The present study described a somatic embryogenesis protocol from young spikelets of the giant bamboo, Dendrocalamus asper (Fig. S2). A 3-step disinfection procedure using ethanol and sodium hypochlorite in spikelet explants gave rise to more than 95% of explants to be successfully in vitro introduced. That procedure, combined with the embryogenic competence of the young enclosing tissues of the florets, resulted in an efficient in vitro callus culture establishment. 2,4-D was essential for callus induction, and the cytokinins (2-iP and Kin) tested showed an effect on the type of callus obtained from spikelet and their embryogenic capacity. The longitudinal halve-cutting of spikelet before inoculation further increased the callus induction and the number of explants per spikelet, improving the efficiency of in vitro introduction. When combined with 2-iP or Kin, reduction of 2,4-D concentration resulted in a rapid somatic embryo regeneration from the calli. These results corroborated the already known benefits of using Kin for bamboo micropropagation and showed that 2-iP as a feasible alternative for bamboo somatic embryogenesis from floral explants. The subculture of the somatic embryos to the 18 µM 2,4-D + 9 µM 2-iP (induction medium) led to secondary embryogenesis from scutellum tissues, resulting in fused and asynchronous embryos maturation. The somatic embryos obtained were converted into plantlets in a PGR-free medium.

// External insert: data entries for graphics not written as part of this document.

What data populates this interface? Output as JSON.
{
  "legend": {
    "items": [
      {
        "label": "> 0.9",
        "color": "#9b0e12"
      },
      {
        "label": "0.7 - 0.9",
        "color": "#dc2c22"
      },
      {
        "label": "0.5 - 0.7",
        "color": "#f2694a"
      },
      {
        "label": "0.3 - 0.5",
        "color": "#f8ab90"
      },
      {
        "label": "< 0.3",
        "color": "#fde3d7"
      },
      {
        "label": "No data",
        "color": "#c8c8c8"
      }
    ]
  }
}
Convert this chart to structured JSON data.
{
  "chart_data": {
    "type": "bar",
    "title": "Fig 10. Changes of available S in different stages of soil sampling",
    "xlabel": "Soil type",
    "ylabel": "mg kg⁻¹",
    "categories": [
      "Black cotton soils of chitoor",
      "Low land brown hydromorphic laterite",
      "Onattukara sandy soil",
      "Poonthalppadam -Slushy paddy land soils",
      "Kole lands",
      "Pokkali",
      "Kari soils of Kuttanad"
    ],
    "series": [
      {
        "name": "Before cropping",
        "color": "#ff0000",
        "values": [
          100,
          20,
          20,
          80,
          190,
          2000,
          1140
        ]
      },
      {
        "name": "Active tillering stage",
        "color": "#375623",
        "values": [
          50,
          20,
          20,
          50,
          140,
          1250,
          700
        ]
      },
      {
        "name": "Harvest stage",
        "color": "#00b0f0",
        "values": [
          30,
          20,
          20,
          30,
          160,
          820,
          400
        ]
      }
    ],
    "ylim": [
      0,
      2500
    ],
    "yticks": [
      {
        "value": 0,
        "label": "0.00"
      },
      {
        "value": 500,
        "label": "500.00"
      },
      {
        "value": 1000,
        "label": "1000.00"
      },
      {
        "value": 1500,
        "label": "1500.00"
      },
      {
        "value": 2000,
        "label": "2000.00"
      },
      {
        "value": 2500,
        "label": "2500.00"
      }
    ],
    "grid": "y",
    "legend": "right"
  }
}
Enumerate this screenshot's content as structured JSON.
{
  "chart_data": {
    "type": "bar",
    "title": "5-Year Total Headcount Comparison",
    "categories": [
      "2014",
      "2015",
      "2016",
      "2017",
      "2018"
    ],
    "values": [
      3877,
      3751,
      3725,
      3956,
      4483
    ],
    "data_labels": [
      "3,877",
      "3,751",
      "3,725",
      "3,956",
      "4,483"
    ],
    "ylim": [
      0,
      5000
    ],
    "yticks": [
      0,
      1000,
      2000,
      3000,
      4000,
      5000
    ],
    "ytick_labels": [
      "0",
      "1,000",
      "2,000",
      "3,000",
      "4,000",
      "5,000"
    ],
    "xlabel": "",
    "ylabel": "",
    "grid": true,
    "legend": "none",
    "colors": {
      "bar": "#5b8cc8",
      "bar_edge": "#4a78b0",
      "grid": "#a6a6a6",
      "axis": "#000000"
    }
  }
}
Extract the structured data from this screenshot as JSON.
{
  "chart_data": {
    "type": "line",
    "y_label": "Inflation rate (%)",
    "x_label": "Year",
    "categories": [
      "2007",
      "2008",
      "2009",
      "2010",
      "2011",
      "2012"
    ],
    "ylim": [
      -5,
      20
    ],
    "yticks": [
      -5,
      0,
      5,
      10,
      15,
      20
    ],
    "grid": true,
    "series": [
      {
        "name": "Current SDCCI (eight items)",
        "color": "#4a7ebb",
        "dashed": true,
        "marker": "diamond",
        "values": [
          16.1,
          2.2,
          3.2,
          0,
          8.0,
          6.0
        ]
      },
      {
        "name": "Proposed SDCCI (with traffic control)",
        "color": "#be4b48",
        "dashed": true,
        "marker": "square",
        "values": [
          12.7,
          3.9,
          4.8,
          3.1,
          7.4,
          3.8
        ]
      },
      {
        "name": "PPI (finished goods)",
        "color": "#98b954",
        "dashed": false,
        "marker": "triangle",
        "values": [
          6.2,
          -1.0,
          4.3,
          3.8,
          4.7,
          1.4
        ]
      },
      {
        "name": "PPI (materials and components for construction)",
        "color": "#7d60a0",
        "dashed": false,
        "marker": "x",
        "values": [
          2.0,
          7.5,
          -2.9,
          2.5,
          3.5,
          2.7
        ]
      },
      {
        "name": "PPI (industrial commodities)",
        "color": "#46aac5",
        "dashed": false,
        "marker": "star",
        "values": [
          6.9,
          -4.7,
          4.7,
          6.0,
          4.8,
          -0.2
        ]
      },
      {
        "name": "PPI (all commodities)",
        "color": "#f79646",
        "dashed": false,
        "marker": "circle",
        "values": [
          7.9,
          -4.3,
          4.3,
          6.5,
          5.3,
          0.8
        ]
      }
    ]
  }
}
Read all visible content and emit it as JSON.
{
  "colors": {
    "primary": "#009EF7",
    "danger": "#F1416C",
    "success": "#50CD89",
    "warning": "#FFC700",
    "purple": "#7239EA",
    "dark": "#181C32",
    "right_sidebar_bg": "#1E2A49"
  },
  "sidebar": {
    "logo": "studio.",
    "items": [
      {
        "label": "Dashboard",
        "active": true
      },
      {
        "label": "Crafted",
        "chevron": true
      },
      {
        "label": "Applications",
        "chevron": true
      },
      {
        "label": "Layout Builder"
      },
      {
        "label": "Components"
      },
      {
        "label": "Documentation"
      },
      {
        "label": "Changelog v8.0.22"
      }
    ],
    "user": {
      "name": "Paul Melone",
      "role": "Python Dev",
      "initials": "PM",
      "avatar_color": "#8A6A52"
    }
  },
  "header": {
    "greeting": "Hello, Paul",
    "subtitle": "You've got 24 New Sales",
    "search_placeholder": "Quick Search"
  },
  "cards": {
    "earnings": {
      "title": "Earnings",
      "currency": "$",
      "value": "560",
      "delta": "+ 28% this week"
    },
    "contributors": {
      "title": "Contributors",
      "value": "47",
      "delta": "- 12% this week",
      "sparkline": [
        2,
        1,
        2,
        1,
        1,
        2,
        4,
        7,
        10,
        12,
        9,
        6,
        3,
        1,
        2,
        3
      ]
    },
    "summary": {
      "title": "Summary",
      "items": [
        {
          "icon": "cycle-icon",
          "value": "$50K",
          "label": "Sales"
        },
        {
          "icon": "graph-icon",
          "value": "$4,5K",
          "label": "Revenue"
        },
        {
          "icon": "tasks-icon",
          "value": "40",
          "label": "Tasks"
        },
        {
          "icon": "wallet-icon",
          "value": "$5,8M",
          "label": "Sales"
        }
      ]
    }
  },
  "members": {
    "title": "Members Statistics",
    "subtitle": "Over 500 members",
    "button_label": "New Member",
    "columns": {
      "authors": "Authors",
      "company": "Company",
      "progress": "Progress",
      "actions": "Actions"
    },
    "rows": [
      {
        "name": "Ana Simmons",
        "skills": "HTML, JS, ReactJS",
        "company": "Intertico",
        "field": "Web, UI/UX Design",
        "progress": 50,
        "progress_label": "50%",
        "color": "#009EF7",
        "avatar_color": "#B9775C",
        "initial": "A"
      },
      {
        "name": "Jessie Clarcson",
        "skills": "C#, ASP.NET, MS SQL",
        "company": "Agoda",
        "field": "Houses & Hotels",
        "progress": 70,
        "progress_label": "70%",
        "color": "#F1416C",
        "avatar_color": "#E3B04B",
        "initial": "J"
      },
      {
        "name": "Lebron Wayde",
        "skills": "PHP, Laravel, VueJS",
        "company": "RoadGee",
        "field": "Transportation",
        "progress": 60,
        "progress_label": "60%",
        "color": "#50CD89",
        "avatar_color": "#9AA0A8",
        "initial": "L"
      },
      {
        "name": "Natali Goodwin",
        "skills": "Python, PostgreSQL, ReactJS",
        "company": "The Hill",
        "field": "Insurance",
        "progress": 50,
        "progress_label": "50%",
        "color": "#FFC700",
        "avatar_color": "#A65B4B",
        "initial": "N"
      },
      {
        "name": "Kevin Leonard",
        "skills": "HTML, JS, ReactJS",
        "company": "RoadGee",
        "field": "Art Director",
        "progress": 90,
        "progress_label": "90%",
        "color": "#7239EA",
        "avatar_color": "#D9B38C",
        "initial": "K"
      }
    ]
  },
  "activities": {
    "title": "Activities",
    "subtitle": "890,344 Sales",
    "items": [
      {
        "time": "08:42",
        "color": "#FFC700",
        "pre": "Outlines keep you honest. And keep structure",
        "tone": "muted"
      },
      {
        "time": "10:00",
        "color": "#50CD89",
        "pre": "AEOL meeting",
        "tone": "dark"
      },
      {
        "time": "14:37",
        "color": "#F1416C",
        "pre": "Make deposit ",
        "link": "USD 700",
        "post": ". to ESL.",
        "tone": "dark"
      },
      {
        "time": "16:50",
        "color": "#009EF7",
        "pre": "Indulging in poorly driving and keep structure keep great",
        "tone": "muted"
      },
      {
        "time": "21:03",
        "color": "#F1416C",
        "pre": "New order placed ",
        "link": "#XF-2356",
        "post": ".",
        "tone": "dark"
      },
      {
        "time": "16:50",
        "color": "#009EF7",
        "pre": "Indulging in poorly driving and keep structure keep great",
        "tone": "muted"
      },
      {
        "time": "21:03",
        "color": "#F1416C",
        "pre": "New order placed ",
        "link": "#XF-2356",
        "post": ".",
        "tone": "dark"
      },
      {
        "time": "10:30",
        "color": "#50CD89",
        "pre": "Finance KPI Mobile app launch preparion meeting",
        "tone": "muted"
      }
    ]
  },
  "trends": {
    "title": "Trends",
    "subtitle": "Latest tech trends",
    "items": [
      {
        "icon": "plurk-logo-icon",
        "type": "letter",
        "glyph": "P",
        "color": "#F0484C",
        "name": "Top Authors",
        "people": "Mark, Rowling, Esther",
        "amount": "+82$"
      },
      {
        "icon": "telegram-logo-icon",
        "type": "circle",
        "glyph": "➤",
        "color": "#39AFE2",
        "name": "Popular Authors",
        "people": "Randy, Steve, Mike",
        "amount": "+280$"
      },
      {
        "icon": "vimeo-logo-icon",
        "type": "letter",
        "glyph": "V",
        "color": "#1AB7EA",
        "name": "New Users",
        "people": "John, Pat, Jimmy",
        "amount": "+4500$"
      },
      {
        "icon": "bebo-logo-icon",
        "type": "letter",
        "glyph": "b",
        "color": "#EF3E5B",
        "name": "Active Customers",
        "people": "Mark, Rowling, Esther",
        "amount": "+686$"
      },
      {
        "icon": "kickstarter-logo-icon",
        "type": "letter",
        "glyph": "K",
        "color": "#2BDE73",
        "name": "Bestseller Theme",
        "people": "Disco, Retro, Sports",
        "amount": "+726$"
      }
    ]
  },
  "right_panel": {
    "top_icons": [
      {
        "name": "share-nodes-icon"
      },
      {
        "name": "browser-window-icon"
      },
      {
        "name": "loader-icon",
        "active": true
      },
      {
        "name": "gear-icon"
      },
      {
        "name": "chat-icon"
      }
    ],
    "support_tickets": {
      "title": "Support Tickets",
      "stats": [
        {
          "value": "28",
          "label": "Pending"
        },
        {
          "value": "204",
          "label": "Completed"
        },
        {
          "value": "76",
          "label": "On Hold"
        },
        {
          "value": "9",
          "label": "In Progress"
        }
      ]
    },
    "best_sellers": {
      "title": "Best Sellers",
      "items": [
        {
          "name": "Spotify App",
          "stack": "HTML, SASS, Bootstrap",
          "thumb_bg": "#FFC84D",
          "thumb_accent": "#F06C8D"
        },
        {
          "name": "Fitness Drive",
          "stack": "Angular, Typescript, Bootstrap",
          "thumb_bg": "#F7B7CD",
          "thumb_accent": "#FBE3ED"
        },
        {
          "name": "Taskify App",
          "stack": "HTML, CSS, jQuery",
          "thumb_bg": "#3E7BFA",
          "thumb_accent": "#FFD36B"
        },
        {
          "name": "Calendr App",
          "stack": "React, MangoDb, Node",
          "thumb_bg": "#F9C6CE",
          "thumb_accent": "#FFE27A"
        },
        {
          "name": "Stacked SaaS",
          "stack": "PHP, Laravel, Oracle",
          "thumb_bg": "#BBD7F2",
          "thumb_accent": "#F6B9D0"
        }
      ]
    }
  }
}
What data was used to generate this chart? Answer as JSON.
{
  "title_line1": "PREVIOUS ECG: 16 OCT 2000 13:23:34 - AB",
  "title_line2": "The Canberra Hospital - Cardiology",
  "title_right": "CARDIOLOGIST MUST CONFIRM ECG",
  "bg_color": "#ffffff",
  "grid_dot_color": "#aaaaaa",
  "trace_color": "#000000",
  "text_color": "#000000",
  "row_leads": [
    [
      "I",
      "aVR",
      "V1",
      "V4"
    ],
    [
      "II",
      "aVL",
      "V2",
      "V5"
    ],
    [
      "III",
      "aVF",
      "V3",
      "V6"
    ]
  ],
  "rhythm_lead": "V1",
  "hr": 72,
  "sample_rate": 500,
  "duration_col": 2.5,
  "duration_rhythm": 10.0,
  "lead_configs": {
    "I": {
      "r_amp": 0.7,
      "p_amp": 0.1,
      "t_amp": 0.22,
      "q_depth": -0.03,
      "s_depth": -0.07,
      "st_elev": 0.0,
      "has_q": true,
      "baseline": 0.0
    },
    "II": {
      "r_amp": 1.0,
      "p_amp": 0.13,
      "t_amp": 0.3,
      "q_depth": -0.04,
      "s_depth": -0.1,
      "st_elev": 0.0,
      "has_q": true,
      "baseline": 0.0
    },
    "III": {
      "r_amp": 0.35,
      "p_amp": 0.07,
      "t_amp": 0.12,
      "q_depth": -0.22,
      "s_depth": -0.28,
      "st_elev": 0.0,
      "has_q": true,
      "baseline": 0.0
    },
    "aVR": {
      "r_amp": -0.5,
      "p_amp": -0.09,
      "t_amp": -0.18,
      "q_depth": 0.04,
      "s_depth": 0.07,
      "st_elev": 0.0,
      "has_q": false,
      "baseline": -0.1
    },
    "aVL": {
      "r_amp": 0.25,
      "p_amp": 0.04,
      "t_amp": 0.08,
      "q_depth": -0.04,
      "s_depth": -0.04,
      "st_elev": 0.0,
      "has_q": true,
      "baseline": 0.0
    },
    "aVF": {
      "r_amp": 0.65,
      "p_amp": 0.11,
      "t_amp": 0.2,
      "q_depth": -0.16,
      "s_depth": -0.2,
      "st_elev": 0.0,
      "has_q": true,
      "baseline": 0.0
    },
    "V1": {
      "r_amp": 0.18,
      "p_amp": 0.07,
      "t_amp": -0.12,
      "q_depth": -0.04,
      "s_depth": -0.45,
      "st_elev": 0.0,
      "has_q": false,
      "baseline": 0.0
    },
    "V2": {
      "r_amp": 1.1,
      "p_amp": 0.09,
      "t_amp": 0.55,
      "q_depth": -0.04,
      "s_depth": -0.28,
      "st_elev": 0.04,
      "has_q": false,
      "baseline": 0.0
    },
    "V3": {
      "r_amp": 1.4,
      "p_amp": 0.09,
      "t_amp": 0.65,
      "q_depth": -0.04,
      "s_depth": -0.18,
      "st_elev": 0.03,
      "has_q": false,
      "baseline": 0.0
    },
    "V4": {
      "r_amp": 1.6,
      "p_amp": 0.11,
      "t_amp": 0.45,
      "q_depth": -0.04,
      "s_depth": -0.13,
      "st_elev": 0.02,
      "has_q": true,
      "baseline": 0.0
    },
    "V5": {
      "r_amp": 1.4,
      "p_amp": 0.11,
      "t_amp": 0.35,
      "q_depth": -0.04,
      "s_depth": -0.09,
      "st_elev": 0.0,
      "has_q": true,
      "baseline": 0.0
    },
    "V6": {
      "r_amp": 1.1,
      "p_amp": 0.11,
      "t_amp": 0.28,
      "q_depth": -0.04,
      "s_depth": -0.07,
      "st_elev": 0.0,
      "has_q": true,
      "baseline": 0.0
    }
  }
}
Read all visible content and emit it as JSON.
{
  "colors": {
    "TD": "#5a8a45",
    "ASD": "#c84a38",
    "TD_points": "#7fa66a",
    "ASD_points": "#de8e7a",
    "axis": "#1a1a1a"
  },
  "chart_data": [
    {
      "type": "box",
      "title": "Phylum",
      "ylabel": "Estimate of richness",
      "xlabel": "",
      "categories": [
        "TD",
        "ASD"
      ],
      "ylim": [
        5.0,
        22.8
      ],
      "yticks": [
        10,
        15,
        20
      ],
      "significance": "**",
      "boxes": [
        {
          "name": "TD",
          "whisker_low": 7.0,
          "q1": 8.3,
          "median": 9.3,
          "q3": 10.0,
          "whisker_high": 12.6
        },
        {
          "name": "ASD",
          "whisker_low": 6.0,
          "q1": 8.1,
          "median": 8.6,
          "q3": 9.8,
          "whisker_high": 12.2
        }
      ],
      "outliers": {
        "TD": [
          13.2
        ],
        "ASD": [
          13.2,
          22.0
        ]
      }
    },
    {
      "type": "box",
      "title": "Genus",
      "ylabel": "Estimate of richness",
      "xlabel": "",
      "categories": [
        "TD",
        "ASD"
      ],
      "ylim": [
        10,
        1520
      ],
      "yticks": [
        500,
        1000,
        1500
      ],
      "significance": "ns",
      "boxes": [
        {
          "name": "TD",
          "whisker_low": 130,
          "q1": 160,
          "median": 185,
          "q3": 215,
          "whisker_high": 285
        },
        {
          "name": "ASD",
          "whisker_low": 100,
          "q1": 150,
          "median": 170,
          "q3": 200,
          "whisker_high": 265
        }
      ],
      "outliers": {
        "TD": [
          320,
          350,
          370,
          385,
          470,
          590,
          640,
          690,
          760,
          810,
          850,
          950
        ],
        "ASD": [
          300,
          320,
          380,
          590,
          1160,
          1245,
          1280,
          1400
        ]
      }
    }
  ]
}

Embryogenic cultures induced from spikelets allow the large-scale propagation of selected genotypes. They are also an important method for rescue and ex situ conservation of elite genotypes in a monocarpic flowering event. In terms of future research would be useful to extend current findings by improving the steps of somatic embryo regeneration and plantlets germination. One of the most important future demands is how many embryos could be obtained from a single explant and the further analysis of their genetic fidelity to the mother plants.